Wenders também gostaria de ter acompanhado Salgado em algumas viagens no ano passado, mas por problemas de saúde não pôde se ausentar. Seu papel será o de fazer as entrevistas filmadas e também o de atuar na edição e montagem final do documentário.
Juliano, 38 anos, revela que suas filmagens no projeto "Gênesis" foram uma oportunidade de reaproximação com o pai e de observação íntima da forma como ele trabalha. Um dos eixos do filme, diz, será a conversão de um fótografo "de situações de conflitos sociais, de guerra, de fome" em um incansável retratista de imagens da natureza.
— Houve um momento em que ele não conseguiu superar alguns dramas e tensões, e, para poder continuar, transformou sua maneira de fazer fotos. Isso nós vamos tentar contar também no filme. Ele saiu do Brasil em 1969, era um jovem otimista, positivo, acreditando que o mundo ia ser sempre melhor, e se tornou pessimista após o trabalho em Ruanda. Pegou uma carga muito negativa de morte, de sofrimento, de matança, e, como filho, quero saber por que escolheu este caminho.
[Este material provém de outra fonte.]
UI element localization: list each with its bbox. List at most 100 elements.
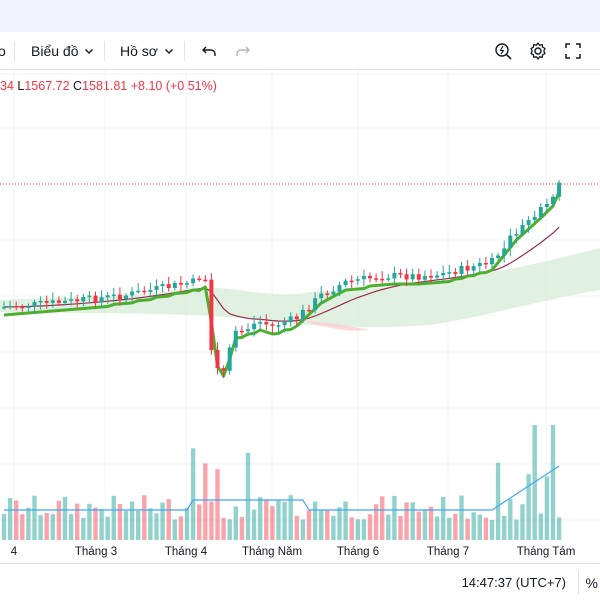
candle-body: [154, 286, 159, 290]
candle-body: [538, 206, 543, 217]
candle: [422, 270, 427, 283]
candle: [209, 273, 214, 355]
candle-body: [386, 278, 391, 280]
volume-bar: [142, 495, 147, 540]
candle: [38, 296, 43, 310]
volume-bar: [300, 519, 306, 540]
fullscreen-button[interactable]: [564, 32, 582, 69]
time-axis: 4 Tháng 3 Tháng 4 Tháng Năm Tháng 6 Tháng 7 Th…: [11, 546, 576, 558]
candle-body: [557, 182, 562, 197]
undo-button[interactable]: [200, 32, 218, 69]
profile-menu-button[interactable]: Hồ sơ: [120, 32, 174, 69]
volume-bar: [38, 515, 43, 540]
redo-button[interactable]: [234, 32, 252, 69]
candle-body: [282, 322, 287, 326]
volume-bar: [50, 514, 55, 540]
candle: [532, 210, 537, 223]
percent-scale-button[interactable]: %: [578, 571, 600, 595]
candle: [166, 276, 171, 292]
candle-body: [398, 273, 403, 275]
quick-search-button[interactable]: [493, 32, 513, 69]
volume-bar: [489, 519, 495, 540]
candle-body: [221, 368, 226, 371]
candle: [124, 293, 128, 304]
price-chart[interactable]: 4 Tháng 3 Tháng 4 Tháng Năm Tháng 6 Tháng 7 Th…: [0, 70, 600, 563]
candle: [233, 326, 238, 352]
volume-bar: [1, 513, 7, 540]
volume-bar: [288, 495, 293, 540]
settings-button[interactable]: [528, 32, 548, 69]
time-axis-label: Tháng Năm: [242, 546, 302, 558]
candle: [410, 268, 415, 283]
volume-bar: [68, 514, 74, 540]
candle-body: [142, 290, 147, 293]
candle: [160, 281, 165, 293]
volume-bar: [331, 515, 336, 540]
redo-icon: [236, 46, 250, 56]
candle: [349, 275, 354, 289]
volume-bar: [215, 469, 220, 540]
volume-bar: [75, 503, 80, 540]
candle: [56, 296, 61, 306]
candle: [514, 228, 519, 244]
candle: [325, 290, 330, 299]
volume-bar: [410, 502, 415, 540]
candle: [20, 304, 25, 312]
candle-body: [544, 203, 549, 207]
volume-bar: [184, 507, 190, 540]
open-value-tail: 34: [0, 79, 14, 93]
candle: [50, 292, 55, 308]
candle-body: [453, 272, 458, 275]
candle: [496, 252, 501, 261]
candle: [221, 365, 226, 379]
close-key: C: [73, 79, 83, 93]
candle-body: [508, 235, 513, 249]
candle: [276, 320, 281, 333]
candle: [197, 275, 202, 282]
candle-body: [361, 276, 366, 280]
candle: [63, 296, 67, 306]
candle-body: [319, 293, 324, 299]
candle-body: [270, 324, 275, 326]
candle-body: [264, 321, 269, 325]
candle: [117, 287, 122, 306]
low-value: 1567.72: [24, 79, 70, 93]
candle-body: [331, 291, 336, 295]
candle: [319, 285, 324, 304]
candle: [508, 228, 513, 257]
partial-menu-label: o: [0, 42, 6, 59]
candle-body: [117, 294, 122, 300]
candle: [288, 312, 293, 327]
volume-bar: [245, 452, 251, 540]
candle-body: [63, 300, 67, 303]
volume-bar: [306, 510, 312, 540]
volume-bar: [337, 507, 342, 540]
candle: [87, 291, 92, 304]
candle-body: [191, 278, 196, 284]
partial-menu-item[interactable]: o: [0, 32, 6, 69]
volume-bar: [44, 512, 49, 540]
volume-bar: [136, 511, 141, 540]
candle: [264, 314, 269, 331]
candle: [502, 240, 507, 263]
candle-body: [520, 224, 525, 235]
volume-bar: [129, 501, 135, 540]
candle: [227, 344, 232, 375]
ichimoku-cloud: [0, 248, 600, 331]
candle-body: [258, 321, 263, 324]
candle-body: [496, 255, 501, 259]
candle: [32, 299, 37, 315]
candle-body: [56, 300, 61, 303]
volume-bar: [148, 508, 153, 540]
toolbar-divider: [184, 41, 185, 61]
volume-bar: [154, 513, 159, 540]
volume-bar: [264, 499, 269, 540]
volume-bar: [404, 502, 409, 540]
volume-bar: [312, 501, 318, 540]
candle-body: [136, 290, 141, 293]
volume-bar: [453, 513, 458, 540]
candle-body: [2, 306, 6, 309]
chart-menu-button[interactable]: Biểu đồ: [31, 32, 94, 69]
volume-bar: [209, 501, 214, 540]
volume-bar: [117, 503, 123, 540]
Quero saber por que ele se confrontou durante tanto tempo com situações difíceis.
Refletido na lente, Sebastião Salgado olha para si e para o passado e admite que ao final do trabalho de "Êxodos" viveu um período "muito difícil e complicado" por ter testemunhado e registrado "tanta violência e desespero".
— Eu acreditava que éramos uma espécie completamente programada, indo diretamente contra o muro — confessa.
A "salvação" de Salgado foi o Instituto Terra, um projeto ambiental de reflorestamento na Mata Atlântica, em Minas Gerais — que criou em 1999 junto com sua mulher, Lélia Wanick Salgado —, e a idealização do "Gênesis", para fotografar as áreas do globo não afetadas pela civilização.
— Eu virei novamente otimista. No Instituto Terra começamos a plantar uma floresta, vimos tudo começar a nascer de novo, e retornaram os pássaros, os insetos, os bichos. E começou a voltar vida para todo lado dentro da minha cabeça, veio a ideia de fotografar o "Gênesis", e fui para a vida, para o que tem de mais fabuloso no planeta.
Para Wim Wenders foi uma "enorme revelação" descobrir pelas fotografias de Sebastião Salgado que quase metade do planeta está em estado genuíno, descontaminado.
— E também foi uma alegria face a todo o nosso pessimismo de dizer que já fizemos muitos estragos e que já é tarde demais. Não se trata de uma contradição, ainda há muitas razões para o pessimismo, mas é revigorante ver que há tanta natureza que resta e comunidades não atingidas por nossas doenças — acrescenta.
O filme deverá estar finalizado na mesma época do lançamento do livro "Gênesis", numa luxuosa edição da Taschen, e da inauguração da exposição fotográfica itinerante até 2015, com première mundial em abril de 2013, no Museu de História Natural de Londres. No mês seguinte, as imagens serão exibidas no Rio, no Jardim Botânico. Em setembro, a mostra chega a São Paulo, no Sesc Belenzinho.
Além de reaproximar pai e filho, o projeto do filme serviu para incrementar a amizade entre Wim Wenders e Sebastião Salgado, o que influencia na apreensão da obra.
— É algo que se torna cada vez mais complexo, quando se conhece a pessoa. Quando se sabe do carinho que ele tem por tudo o que fotografa. E quando se conhece os sacrifícios em sua vida para poder fazê-lo. Tudo isso traz outras densidades. E nos tornamos mais amigos e nos demos conta de que somos dois grandes fanáticos por futebol — conclui sorrindo Wenders, que no início do ano que vem começará a filmar em Quebec, no Canadá, "Everything will be fine" ("Tudo vai ficar bem"), um longa-metragem de ficção em torno de um drama familiar.